À Madrid, la victoire (2-1) du Barça face à l’Atlético de Madrid n’aura été qu’un trompe-l’œil. Un succès insuffisant, incapable de compenser les lacunes observées sur l’ensemble de la confrontation. Les Catalans ont remporté le match, mais perdu la qualification. Manque d’efficacité, fragilité dans les moments clés : le constat est sévère.

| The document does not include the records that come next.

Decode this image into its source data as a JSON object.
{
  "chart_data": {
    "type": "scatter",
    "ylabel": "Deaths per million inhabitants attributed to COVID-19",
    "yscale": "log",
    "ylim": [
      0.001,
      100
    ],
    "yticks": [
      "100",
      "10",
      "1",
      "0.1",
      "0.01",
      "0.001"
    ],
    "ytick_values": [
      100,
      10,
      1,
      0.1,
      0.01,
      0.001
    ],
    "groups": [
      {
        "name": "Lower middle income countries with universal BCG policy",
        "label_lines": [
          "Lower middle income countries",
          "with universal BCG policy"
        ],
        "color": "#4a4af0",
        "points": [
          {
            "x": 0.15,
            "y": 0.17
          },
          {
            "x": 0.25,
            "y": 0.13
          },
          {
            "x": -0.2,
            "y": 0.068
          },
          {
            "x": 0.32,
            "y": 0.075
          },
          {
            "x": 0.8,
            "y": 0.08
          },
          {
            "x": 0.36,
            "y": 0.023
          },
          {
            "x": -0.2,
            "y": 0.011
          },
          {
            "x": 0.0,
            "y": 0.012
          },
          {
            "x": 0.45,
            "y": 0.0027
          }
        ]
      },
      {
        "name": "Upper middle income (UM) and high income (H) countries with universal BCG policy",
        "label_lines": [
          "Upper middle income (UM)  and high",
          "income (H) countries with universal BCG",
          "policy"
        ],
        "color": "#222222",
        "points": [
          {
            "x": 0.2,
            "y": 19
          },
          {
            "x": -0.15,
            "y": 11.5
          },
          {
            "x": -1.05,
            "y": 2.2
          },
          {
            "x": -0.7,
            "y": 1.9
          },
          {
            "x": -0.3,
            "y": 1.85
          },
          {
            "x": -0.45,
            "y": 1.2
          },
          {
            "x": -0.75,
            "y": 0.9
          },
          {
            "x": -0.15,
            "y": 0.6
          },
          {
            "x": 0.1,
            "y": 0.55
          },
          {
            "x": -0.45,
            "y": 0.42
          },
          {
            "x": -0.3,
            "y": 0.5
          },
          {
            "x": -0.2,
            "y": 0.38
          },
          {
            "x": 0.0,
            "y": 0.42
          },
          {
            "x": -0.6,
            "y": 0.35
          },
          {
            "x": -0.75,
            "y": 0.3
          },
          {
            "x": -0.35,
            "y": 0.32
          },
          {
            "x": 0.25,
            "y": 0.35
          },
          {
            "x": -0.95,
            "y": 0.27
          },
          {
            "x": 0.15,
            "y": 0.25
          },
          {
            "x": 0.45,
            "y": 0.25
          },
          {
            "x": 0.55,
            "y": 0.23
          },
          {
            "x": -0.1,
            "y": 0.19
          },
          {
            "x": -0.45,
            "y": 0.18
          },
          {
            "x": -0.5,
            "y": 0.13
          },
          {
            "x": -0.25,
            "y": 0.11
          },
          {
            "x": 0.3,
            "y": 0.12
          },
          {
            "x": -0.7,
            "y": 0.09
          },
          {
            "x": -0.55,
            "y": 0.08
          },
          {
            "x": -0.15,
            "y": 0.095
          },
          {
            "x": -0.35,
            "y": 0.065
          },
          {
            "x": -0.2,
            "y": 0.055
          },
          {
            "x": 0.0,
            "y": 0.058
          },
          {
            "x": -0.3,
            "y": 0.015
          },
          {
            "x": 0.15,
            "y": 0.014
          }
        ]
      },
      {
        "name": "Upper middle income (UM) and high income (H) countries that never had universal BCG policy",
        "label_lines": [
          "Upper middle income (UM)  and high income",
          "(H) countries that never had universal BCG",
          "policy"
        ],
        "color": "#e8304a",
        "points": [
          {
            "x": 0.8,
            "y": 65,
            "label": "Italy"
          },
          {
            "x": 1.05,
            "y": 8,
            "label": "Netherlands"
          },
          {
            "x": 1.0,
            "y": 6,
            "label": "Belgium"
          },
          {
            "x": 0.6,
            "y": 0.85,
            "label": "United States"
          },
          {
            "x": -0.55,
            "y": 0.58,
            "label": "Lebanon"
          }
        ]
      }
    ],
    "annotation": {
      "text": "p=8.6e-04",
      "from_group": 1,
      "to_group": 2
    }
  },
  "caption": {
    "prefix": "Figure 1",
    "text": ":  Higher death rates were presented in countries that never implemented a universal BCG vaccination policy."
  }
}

De son côté, le Real Madrid a été stoppé net par un Bayern Munich supérieur dans tous les registres. Plus intense, plus rapide et plus réaliste, le club bavarois a imposé son rythme sans véritable opposition. Les Madrilènes, habituellement solides sur la scène européenne, ont cette fois semblé dépassés.
Au-delà des résultats, cette double élimination pose question. Le football espagnol, longtemps dominant, semble aujourd’hui confronté à une concurrence plus structurée et physiquement plus exigeante. Les standards évoluent, et l’écart avec certaines grandes équipes européennes paraît se creuser.
Plus qu’une contre-performance, cette semaine pourrait marquer un tournant. Pour les clubs espagnols, l’heure est peut-être venue de repenser leur modèle pour rester compétitifs au plus haut niveau.